El negocio clave que tiene en Mendoza el grupo Edison, el "favorito" de Santiago Caputo
La familia Neuss, de mucha cercanía con el influyente Santiago Caputo, hizo pie en Mendoza con una concesión poco rentable, pero que le abrió la puerta para otros negocios mayores. Vínculos y privatizaciones.
La familia Neuss es íntima del influyente Santiago Caputo.
EFEHay un grupo empresario que crece de manera vertiginosa en áreas estratégicas como la energía. El grupo se llama Edison y el nombre tiene mucha más trayectoria el el rubro que algunos de sus protagonistas; la familia Neuss y principalmente Juan, que tienen la particularidad de ser amigo íntimo de Santiago Caputo, el hombre más influyente del Gobierno de Javier Milei.
Tras el proceso de privatización ejecutado por el Gobierno nacional, Edison se quedó con uno de los activos estratégicos más relevantes del país: la empresa Transener, que tiene a cargo el transporte de energía en todo el país y donde se convirtió en socio de Pampa Energía. Antes logró ser adjudicatario de dos de las represas de la Patagonia.
En el esquema del negocio de Edison Energy hay una empresa y una represa mendocina que cumplieron un rol clave y que le dio parte de la llave de su crecimiento. Se trata de Potrerillos y la cadena de usinas que son parte de la concesión: Cacheuta, Álvarez Condarco y El Carrizal.
Sin levantar mucho el perfil, Edison se conformó para aprovechar el aumento en la demanda de energía y el rol clave que cumple y cumplirá ante el cuello de botella que se espera. Pues Potrerillos fue la primera generadora que el grupo adquirió, en simultáneo con distribuidoras. La empresa adquirió el control que estaba en manos originalmente del Consorcio de Empresas Mendocinas para Potrerillos (CEMPPSA) y Cartellone Construcciones. La compra la hizo al BAF Latam Credit Fund B.V, que le había comprado la concesión a los mendocinos que la construyeron. Edison está formado Woden Holding S.A., Inverlat S.A. y Perseo Holding Group LTD.
El negocio de Potrerillos es de alto riesgo. La concesión venció y se prorrogó por 5 años, con posibilidad de extender por 20 más. No hubo renegociación, pues al comprobarse que el consorcio no había recuperado la inversión con la venta de la energía se ejecutó una cláusula automática. En el medio los dueños originales, Pescarmona y Cartellone, atravesaron serias dificultades. La represa tiene en la generación de energía un objetivo de segundo orden de prioridades. Eso genera habituales tensiones con el Departamento General de Irrigación porque ese organismo regula el volumen de agua a erogar tomando como prioridad el uso doméstico, agrícola como prioridades y, sobre todo, para regular la escasez de cada estación. Por eso hay varios litigios en marcha. La transacción se hizo entre privados. “”.
Pero para Edison había otro sentido de oportunidad: con Potrerillos como antecedente ya tenía una empresa generadora en su cartera para participar de licitaciones más relevantes. Es lo que ocurrió con las represas de la Patagonia. Edison se presentó con Potrerillos como uno de sus antecedentes e incorporó a la “marca” en la UTE.

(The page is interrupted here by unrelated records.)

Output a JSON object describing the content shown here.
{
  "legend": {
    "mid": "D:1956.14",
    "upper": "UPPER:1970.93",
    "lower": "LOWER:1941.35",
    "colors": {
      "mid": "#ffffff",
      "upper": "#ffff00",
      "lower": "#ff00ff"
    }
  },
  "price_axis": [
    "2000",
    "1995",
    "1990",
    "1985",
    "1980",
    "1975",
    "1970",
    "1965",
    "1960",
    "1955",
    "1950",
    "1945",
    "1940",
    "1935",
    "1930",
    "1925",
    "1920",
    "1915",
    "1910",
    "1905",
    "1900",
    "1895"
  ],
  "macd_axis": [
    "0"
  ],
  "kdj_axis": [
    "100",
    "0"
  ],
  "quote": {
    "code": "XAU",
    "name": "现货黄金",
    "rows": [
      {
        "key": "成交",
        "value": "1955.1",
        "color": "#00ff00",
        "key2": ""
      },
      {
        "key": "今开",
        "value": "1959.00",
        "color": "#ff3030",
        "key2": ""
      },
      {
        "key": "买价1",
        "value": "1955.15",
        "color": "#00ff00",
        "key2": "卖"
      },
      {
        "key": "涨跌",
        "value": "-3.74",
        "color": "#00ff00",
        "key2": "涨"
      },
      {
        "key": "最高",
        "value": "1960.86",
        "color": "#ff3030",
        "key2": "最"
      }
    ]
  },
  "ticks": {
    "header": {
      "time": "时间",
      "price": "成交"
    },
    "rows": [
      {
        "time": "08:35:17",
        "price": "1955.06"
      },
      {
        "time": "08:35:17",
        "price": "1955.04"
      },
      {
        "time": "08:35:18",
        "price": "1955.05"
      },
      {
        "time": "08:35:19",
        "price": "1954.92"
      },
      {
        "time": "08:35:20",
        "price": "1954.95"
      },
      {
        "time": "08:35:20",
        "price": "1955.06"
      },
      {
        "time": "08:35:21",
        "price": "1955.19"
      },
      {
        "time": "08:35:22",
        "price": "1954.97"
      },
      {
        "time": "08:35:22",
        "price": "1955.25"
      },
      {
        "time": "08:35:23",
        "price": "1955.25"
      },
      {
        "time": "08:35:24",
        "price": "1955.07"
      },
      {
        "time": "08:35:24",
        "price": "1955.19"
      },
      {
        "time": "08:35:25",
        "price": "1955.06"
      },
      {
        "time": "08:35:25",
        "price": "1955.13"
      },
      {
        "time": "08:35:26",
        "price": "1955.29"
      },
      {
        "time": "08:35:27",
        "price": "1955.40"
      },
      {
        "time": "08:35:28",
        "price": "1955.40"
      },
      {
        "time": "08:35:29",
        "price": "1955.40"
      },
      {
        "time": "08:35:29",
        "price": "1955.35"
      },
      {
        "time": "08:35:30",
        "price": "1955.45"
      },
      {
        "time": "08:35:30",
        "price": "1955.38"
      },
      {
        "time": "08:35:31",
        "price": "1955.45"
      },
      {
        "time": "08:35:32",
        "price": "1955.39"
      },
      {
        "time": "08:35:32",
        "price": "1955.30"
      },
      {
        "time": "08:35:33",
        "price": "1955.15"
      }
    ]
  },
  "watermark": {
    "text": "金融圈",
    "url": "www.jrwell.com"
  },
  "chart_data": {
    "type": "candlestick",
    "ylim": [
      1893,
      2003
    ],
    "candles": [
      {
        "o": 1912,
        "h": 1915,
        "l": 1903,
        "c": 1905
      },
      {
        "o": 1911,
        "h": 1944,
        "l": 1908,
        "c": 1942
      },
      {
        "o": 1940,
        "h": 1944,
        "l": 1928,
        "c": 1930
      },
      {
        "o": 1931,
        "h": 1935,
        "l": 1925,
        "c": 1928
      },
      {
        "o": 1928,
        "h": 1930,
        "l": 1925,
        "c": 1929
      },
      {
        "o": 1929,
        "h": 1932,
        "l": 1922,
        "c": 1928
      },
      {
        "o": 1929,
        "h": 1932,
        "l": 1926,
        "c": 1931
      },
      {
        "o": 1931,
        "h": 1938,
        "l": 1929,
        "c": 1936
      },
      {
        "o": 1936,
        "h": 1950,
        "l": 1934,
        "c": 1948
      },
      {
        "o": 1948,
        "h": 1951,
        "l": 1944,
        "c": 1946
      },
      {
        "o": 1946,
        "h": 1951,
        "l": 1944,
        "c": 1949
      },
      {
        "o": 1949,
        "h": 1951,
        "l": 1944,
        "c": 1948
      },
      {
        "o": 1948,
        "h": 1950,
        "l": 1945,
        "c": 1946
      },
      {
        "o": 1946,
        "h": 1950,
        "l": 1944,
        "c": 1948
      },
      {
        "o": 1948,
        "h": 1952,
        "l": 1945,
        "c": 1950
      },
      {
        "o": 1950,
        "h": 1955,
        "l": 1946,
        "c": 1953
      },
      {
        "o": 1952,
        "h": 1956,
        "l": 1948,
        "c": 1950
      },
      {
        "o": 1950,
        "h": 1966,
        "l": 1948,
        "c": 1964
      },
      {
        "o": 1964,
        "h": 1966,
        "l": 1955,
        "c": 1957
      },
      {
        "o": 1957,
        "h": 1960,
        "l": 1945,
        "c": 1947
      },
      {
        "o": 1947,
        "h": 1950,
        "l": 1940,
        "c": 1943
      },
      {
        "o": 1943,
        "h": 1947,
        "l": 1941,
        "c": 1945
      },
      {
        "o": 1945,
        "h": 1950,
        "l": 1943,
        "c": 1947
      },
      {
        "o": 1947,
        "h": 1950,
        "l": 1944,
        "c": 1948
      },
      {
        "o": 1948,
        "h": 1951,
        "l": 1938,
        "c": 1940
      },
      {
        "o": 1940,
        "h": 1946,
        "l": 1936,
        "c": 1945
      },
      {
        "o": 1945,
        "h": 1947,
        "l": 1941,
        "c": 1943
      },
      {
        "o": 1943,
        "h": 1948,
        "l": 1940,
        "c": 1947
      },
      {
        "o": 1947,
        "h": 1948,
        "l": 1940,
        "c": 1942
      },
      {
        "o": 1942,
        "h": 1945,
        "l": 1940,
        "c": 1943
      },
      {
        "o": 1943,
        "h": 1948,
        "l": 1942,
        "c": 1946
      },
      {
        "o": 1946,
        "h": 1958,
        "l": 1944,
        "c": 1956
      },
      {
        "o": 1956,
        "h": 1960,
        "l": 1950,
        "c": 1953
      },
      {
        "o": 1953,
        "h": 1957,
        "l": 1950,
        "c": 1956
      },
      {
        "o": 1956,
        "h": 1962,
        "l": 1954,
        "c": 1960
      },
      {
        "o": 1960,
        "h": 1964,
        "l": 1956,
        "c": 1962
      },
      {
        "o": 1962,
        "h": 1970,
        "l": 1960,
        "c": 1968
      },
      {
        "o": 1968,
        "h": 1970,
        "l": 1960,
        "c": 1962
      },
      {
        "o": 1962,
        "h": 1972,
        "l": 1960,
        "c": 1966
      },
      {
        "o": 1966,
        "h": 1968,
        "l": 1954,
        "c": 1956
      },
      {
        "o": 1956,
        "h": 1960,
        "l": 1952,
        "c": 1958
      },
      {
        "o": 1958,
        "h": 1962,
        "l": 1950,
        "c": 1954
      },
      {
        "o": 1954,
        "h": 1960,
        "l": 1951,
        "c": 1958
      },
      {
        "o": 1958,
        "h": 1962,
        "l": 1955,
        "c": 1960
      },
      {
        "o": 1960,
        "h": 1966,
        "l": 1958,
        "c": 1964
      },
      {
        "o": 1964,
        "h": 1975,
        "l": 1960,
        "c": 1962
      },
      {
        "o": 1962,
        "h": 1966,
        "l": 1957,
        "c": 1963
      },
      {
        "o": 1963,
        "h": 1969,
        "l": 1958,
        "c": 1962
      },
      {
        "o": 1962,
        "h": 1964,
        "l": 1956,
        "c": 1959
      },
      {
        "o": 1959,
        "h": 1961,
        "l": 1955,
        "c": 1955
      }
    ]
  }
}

El holding formado por Edison Inversiones, Edison Hording, Energética del Norte y CEMPPSA se quedaron con la represa Alicurá, la primera del “circuito” del Río Limay (le siguen Piedra del Águila, Pichi Picún Leufú, Chocón y Arroyito). En el mismo proceso se quedó con el complejo Cerros Colorados, que consta de cuatro diques y una planta de generación en el dique “Planicie Banderita”. Esa concesión estuvo a cargo de Aconcagua Energía hasta su vencimiento, firma que entró en crisis.
El salto Edison lo dio al obtener el control de Transener. De esa empresa depende todo el sistema interconectado con más de 12.400 kilómetros de líneas de extra alta tensión en todo el país y otros 6 mil kilómetros en Buenos Aires. La empresa juega un rol clave y lo será más aún en otros grandes negocios. Hay, por ejemplo, una fuerte disputa por el acceso a la red de extra alta tensión por parte de las empresas mineras que buscan producir cobre en San Juan.
La venta de la participación estatal de esa empresa generó polémica por el rol estratégico que tiene al ser un “administrador de hecho” de todo el sistema eléctrico del país. Edison comparte ahora empresa con un gigante del rubro: Pampa Energía. La empresa de la familia Mindlin tiene una participación importante en esa compañía.
Hay otra licitación que podría reunirlos, aunque con volúmenes mucho menos tentadores. Pampa es el concesionario de las represas del Sur de Mendoza. El concurso para concesionar los diques del río Atuel (HINISA) está en proceso para ser lanzado. La duda es si Pampa participará y si Edison también, ahora que no necesita una “llave” que le abra negocios más grandes.